IMF's epic plan to conjure away debt and dethrone bankers - The Telegraph

So there is a magic wand after all. A revolutionary paper by the International Monetary Fund claims that one could eliminate the net public debt of the US at a stroke, and by implication do the same for Britain, Germany, Italy, or Japan.

IMF
The IMF reports says the conjuring trick is to replace our system of private bank-created money. Photo: Reuters
One could slash private debt by 100pc of GDP, boost growth, stabilize prices, and dethrone bankers all at the same time.
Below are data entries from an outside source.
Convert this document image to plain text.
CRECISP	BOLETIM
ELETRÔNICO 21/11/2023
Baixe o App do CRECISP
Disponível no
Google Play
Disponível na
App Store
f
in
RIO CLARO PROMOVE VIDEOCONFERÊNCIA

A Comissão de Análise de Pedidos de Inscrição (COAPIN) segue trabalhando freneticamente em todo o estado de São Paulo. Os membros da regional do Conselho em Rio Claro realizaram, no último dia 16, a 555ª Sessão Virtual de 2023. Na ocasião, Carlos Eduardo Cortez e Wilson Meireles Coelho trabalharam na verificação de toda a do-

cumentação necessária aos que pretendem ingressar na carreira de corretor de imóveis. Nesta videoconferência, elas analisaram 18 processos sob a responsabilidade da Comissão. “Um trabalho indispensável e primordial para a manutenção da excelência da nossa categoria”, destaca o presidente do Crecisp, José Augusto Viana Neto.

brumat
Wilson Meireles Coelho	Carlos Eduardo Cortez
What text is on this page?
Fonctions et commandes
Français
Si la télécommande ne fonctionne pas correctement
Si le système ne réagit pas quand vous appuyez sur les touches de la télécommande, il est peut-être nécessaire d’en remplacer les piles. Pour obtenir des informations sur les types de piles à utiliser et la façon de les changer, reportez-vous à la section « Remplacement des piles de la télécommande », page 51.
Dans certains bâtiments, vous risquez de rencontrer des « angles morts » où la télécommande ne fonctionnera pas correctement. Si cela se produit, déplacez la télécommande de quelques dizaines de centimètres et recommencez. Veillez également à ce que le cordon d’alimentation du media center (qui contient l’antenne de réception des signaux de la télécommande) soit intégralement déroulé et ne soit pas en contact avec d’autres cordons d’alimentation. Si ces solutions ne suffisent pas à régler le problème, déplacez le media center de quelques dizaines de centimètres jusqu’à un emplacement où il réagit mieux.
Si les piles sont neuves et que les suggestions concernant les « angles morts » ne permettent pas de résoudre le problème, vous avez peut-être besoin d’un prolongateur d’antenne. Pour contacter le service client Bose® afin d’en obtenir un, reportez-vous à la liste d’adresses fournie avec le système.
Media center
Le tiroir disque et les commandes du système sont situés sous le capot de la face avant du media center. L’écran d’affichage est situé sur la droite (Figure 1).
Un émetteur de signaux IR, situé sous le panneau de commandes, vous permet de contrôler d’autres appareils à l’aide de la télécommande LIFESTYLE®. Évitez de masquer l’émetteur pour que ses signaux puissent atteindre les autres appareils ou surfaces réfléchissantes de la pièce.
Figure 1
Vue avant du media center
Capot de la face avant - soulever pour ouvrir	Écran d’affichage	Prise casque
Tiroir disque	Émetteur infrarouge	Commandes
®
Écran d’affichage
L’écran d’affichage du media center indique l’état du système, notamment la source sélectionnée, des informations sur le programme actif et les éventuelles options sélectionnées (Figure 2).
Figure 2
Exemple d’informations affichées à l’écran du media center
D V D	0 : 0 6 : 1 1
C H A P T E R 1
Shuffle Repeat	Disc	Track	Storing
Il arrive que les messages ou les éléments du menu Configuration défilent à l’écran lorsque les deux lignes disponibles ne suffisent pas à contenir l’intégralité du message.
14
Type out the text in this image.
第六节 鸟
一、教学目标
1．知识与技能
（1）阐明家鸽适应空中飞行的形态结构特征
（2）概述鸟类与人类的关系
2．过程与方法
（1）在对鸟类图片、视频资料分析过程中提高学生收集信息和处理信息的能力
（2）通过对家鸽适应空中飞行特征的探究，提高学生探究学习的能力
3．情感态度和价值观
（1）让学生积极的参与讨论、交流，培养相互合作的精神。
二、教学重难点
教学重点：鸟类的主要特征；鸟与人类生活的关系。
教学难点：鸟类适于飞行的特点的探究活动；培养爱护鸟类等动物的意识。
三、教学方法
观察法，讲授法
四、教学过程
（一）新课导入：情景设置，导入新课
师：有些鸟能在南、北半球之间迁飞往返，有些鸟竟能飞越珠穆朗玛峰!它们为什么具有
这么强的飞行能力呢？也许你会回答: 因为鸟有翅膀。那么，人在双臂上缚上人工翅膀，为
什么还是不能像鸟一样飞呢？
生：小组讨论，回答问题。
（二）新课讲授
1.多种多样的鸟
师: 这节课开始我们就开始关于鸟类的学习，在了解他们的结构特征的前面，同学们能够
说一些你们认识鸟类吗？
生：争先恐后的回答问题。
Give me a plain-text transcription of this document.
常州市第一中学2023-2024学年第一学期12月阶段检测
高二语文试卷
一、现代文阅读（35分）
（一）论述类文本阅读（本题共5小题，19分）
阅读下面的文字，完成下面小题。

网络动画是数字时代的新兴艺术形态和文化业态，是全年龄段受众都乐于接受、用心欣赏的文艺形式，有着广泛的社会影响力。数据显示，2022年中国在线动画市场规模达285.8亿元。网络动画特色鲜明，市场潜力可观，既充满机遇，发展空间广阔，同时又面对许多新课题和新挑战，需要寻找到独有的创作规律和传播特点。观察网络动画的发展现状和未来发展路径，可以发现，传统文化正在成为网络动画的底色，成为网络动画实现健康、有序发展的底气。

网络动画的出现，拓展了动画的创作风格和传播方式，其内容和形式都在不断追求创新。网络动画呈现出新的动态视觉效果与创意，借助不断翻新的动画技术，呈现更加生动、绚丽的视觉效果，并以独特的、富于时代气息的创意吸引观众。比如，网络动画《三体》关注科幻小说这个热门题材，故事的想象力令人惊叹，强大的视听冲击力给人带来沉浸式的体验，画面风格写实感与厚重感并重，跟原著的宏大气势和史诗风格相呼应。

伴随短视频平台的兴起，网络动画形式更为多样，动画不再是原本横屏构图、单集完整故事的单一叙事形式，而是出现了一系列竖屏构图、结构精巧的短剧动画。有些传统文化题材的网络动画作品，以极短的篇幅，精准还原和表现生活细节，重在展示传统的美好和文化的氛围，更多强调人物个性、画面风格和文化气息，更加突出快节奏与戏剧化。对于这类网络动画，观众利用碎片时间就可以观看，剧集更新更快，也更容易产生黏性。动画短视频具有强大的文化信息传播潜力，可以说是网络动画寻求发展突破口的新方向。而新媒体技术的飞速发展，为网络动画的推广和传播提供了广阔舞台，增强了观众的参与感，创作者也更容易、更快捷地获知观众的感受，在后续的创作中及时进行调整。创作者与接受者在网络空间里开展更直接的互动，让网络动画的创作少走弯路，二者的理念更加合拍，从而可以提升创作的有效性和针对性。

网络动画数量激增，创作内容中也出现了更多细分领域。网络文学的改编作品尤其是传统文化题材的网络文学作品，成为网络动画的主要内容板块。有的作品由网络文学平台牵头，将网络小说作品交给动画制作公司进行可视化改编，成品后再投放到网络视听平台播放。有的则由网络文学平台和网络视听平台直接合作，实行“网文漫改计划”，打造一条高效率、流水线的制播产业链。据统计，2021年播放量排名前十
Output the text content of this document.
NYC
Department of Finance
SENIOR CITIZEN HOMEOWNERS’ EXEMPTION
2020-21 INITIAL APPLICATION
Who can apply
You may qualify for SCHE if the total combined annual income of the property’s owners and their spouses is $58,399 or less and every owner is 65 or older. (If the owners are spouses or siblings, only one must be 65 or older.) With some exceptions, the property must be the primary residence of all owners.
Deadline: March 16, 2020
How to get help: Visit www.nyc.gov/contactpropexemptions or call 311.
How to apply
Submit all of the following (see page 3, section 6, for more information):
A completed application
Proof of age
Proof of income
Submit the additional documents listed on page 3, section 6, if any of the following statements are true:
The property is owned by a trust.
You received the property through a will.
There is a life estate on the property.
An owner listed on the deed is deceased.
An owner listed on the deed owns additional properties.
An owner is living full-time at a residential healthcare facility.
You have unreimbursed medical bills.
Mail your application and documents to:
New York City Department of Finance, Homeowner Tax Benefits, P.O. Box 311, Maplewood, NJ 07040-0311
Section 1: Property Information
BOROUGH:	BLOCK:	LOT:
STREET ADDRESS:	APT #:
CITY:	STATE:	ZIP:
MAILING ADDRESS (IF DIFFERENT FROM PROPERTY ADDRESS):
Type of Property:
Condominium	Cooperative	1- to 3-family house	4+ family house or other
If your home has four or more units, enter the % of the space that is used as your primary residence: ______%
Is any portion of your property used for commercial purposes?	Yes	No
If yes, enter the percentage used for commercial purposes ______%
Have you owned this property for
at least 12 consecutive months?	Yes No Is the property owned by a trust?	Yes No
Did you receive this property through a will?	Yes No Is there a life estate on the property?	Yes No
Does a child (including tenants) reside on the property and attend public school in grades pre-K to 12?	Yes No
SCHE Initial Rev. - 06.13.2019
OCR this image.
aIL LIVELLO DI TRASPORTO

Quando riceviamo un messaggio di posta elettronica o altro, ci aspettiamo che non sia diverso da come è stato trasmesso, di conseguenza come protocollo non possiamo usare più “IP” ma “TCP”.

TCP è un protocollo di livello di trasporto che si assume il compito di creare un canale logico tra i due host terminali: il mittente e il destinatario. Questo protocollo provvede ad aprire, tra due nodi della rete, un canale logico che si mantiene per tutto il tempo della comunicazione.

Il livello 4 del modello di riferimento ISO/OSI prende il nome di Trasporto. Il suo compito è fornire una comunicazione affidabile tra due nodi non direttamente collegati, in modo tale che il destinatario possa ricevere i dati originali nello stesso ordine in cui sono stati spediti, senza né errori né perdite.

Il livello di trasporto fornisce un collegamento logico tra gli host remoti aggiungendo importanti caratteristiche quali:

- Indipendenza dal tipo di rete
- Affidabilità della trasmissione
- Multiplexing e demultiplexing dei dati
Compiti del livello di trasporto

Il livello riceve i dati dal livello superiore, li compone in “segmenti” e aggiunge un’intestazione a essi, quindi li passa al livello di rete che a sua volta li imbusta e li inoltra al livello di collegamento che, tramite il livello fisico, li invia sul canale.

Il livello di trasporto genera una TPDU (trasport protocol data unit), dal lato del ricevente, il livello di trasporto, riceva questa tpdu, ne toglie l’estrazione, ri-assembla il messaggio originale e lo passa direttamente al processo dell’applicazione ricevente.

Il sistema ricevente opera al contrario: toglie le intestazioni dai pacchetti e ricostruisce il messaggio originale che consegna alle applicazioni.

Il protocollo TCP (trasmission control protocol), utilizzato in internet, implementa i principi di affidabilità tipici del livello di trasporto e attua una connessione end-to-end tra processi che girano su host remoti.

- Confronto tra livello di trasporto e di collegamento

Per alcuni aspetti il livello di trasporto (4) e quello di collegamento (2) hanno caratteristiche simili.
It could be done cleanly and painlessly, by legislative command, far more quickly than anybody imagined.
The conjuring trick is to replace our system of private bank-created money -- roughly 97pc of the money supply -- with state-created money. We return to the historical norm, before Charles II placed control of the money supply in private hands with the English Free Coinage Act of 1666.
Specifically, it means an assault on "fractional reserve banking". If lenders are forced to put up 100pc reserve backing for deposits, they lose the exorbitant privilege of creating money out of thin air.

SHOOT: So why won't it work?  Where would you rather get money from, banks, or the state.  Or put in another way, who would you rather trust, banks, or the state?

Ambrose Evan-s-Pritchard concludes:  Arguably, it would smother freedom and enthrone a Leviathan state. It might be even more irksome in the long run than rule by bankers.